Son chalet est niché en face des montagnes. Il nous sert du thé et des gâteaux. Puis un silence : Philippe Delhomme paraît fatigué, non pas par la charge de travail, mais bien par la douleur de voir son territoire changer : “ C’est à en pleurer. Mais des fois, il y a une euphorie extraordinaire : je me dis que ce projet ne verra jamais le jour. Les dégâts sur les forêts et les prairies sont déjà là, mais ils sont encore peut-être cosmétiques. L’eau n’est pas encore complètement atteinte mais elle le sera si on creuserait le tunnel de base. ”

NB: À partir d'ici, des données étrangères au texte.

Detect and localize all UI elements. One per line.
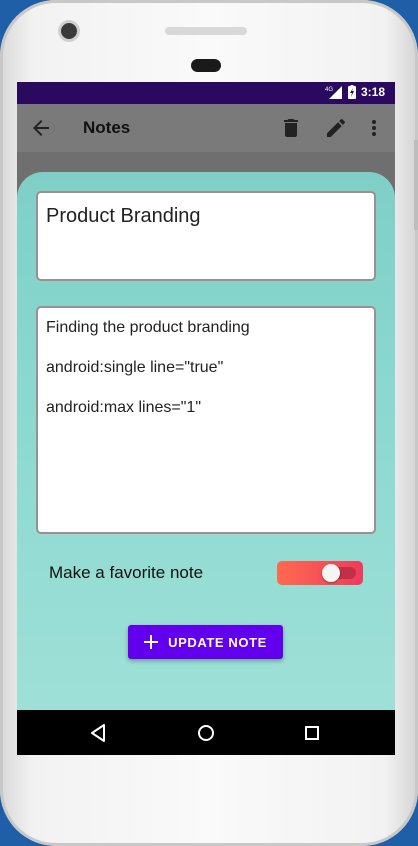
note-body-field[interactable]: Finding the product branding android:sin…	[36, 306, 376, 534]
page-title: Notes	[83, 118, 131, 137]
app-toolbar: Notes	[17, 104, 395, 152]
nav-back-icon	[91, 724, 105, 742]
svg-text:4G: 4G	[325, 87, 333, 93]
nav-back-button[interactable]	[88, 722, 110, 744]
note-title-field[interactable]: Product Branding	[36, 191, 376, 281]
nav-recents-icon	[305, 726, 319, 740]
side-button	[414, 140, 418, 230]
update-note-label: UPDATE NOTE	[168, 634, 267, 650]
screen: 4G 3:18 Notes Product Branding Finding t…	[17, 82, 395, 755]
favorite-switch[interactable]	[277, 561, 363, 585]
nav-home-button[interactable]	[195, 722, 217, 744]
top-speaker	[165, 27, 247, 35]
edit-icon	[327, 118, 346, 137]
more-options-button[interactable]	[362, 116, 386, 140]
edit-note-sheet: Product Branding Finding the product bra…	[17, 172, 395, 710]
status-bar: 4G 3:18	[17, 82, 395, 104]
plus-icon	[144, 635, 159, 649]
edit-button[interactable]	[324, 116, 348, 140]
system-nav-bar	[17, 710, 395, 755]
battery-icon	[347, 85, 356, 99]
note-title-text: Product Branding	[46, 205, 201, 227]
delete-button[interactable]	[279, 116, 303, 140]
phone-frame: 4G 3:18 Notes Product Branding Finding t…	[0, 0, 418, 846]
more-vert-icon	[372, 120, 376, 136]
nav-recents-button[interactable]	[301, 722, 323, 744]
favorite-label: Make a favorite note	[49, 563, 204, 582]
update-note-button[interactable]: UPDATE NOTE	[128, 625, 283, 659]
status-time: 3:18	[360, 85, 385, 99]
back-button[interactable]	[29, 116, 53, 140]
switch-thumb	[322, 564, 340, 582]
earpiece	[191, 59, 221, 72]
delete-icon	[284, 119, 298, 137]
signal-icon: 4G	[325, 86, 342, 99]
front-camera	[61, 23, 77, 39]
note-body-text: Finding the product branding android:sin…	[46, 319, 250, 416]
nav-home-icon	[198, 725, 214, 741]
back-arrow-icon	[33, 120, 49, 136]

De l’espoir, les écologistes en ont. Mais le maire de Saint-Jean-de-Maurienne l’assure : “ Ce chantier se fera. Tous les appels d’offres sont donnés. Ce n’est plus un projet. ” En attendant, à l’approche d’une importante échéance européenne, l’Etat français et les collectivités locales n’ont pas encore bouclé le financement des études sur le tracé français du Lyon-Turin. A une semaine de l’échéance, il manque 40 millions d’euros. La moitié pourrait être prise en charge par l’Etat, qui mobilise déjà près de 65 millions d’euros. Pour le reste, une dizaine de collectivités locales sont sollicitées.